Inference of distant genetic relations in humans using "1000 genomes".

Nucleotide sequence differences on the whole-genome scale have been computed for 1,092 people from 14 populations publicly available by the 1000 Genomes Project. Total number of differences in genetic variants between 96,464 human pairs has been calculated. The distributions of these differences for individuals within European, Asian, or African origin were characterized by narrow unimodal peaks with mean values of 3.8, 3.5, and 5.1 million, respectively, and standard deviations of 0.1-0.03 million. The total numbers of genomic differences between pairs of all known relatives were found to be significantly lower than their respective population means and in reverse proportion to the distance of their consanguinity.
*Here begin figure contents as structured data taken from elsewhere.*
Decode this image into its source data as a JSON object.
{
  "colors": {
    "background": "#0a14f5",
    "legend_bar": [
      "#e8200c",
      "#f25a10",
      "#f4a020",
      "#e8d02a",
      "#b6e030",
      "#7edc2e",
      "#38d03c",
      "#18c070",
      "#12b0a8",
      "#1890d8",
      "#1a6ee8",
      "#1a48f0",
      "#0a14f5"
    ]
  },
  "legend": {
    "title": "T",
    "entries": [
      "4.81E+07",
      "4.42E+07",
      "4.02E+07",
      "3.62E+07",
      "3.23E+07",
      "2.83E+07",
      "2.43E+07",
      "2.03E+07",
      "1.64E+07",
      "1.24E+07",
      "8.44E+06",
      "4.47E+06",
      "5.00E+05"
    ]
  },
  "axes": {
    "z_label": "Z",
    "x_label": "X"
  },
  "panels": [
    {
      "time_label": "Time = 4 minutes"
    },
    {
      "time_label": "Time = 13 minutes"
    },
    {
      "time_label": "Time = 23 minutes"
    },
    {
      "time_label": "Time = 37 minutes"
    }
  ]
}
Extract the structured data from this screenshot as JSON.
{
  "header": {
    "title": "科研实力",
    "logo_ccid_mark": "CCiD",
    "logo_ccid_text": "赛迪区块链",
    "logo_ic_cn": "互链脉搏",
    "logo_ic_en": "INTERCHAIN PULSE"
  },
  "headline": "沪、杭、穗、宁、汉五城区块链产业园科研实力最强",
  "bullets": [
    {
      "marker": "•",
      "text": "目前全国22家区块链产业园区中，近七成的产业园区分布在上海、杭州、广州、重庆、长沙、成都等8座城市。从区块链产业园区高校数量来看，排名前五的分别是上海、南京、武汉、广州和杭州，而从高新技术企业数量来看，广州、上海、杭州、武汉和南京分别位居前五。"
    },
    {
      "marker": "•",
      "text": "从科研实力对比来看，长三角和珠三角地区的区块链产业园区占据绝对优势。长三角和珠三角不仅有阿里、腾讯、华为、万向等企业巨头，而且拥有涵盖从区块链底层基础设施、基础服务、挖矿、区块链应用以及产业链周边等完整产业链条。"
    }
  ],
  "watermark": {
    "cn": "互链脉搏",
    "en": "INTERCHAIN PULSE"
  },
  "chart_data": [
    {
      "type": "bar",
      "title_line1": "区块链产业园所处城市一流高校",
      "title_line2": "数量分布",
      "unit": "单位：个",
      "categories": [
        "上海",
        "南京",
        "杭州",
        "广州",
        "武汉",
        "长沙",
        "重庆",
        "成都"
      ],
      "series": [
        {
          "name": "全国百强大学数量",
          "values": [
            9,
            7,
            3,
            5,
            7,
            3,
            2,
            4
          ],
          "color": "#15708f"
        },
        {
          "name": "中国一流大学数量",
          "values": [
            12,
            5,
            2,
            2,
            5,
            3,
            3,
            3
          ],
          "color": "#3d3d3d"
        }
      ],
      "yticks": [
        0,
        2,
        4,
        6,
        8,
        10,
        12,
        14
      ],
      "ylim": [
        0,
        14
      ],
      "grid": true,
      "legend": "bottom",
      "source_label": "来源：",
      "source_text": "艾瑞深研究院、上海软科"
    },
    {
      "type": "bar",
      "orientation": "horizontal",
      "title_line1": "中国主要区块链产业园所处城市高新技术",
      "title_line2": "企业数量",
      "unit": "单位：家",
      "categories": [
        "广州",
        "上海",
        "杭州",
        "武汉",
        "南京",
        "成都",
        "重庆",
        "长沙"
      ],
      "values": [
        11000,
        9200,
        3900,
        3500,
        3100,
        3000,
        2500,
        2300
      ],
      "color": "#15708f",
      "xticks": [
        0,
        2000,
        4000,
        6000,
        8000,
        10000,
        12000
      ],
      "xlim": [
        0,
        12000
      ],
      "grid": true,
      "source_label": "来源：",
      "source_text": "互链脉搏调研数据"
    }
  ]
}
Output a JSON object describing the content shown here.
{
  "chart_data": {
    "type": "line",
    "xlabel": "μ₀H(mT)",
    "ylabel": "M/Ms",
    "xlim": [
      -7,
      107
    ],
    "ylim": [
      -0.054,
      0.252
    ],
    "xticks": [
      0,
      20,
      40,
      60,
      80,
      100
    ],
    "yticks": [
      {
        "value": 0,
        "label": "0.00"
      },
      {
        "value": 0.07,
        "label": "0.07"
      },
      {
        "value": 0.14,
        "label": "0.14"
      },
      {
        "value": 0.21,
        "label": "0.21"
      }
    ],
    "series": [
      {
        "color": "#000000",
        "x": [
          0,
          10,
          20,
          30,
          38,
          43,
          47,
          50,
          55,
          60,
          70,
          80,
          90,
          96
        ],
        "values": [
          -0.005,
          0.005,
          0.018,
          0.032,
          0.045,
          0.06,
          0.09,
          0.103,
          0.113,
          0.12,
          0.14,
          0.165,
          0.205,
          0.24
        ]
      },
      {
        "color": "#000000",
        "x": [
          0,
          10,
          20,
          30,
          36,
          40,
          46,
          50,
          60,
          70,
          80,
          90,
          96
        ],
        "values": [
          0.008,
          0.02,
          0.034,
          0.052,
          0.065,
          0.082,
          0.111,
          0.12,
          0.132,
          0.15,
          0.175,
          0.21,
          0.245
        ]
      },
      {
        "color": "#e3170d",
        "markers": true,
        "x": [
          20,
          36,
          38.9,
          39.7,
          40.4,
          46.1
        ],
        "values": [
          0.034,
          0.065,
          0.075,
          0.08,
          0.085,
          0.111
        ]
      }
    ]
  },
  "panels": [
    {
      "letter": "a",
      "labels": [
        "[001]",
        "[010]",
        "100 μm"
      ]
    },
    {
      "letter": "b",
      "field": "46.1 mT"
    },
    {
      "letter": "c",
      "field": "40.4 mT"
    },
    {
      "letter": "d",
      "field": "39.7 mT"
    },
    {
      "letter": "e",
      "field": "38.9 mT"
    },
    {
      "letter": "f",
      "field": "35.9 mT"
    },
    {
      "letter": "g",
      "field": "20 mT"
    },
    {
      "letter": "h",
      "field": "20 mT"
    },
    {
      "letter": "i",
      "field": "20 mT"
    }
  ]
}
By counting the total number of genomic differences it is possible to infer familial relations for people that share down to 6% of common loci identical-by-descent. Detection of familial relations can be radically improved when only very rare genetic variants are taken into account. Counting of total number of shared very rare single nucleotide polymorphisms (SNPs) from whole-genome sequences allows establishing distant familial relations for persons with eighth and ninth degrees of relationship. Using this analysis we predicted 271 distant familial pairwise relations among 1,092 individuals that have not been declared by 1000 Genomes Project. Particularly, among 89 British and 97 Chinese individuals we found three British-Chinese pairs with distant genetic relationships. Individuals from these pairs share identical-by-descent DNA fragments that represent 0.001%, 0.004%, and 0.01% of their genomes. With affordable whole-genome sequencing techniques, very rare SNPs should become important genetic markers for familial relationships and population stratification.

Genome evolution by matrix algorithms: cellular automata approach to population genetics.

Mammalian genomes are replete with millions of polymorphic sites, among which those genetic variants that are colocated on the same chromosome and exist close to one another form blocks of closely linked mutations known as haplotypes. The linkage within haplotypes is constantly disrupted due to meiotic recombination events. Whole ensembles of such numerous haplotypes are subjected to evolutionary pressure, where mutations influence each other and should be considered as a whole entity-a gigantic matrix, unique for each individual genome. This idea was implemented into a computational approach, named Genome Evolution by Matrix Algorithms (GEMA) to model genomic changes taking into account all mutations in a population. GEMA has been tested for modeling of entire human chromosomes. The program can precisely mimic real biological processes that have influence on genome evolution such as: 1) Authentic arrangements of genes and functional genomic elements, 2) frequencies of various types of mutations in different nucleotide contexts, and 3) nonrandom distribution of meiotic recombination events along chromosomes. Computer modeling with GEMA has demonstrated that the number of meiotic recombination events per gamete is among the most crucial factors influencing population fitness. In humans, these recombinations create a gamete genome consisting on an average of 48 pieces of corresponding parental chromosomes. Such highly mosaic gamete structure allows preserving fitness of population under the intense influx of novel mutations (40 per individual) even when the number of mutations with deleterious effects is up to ten times more abundant than those with beneficial effects.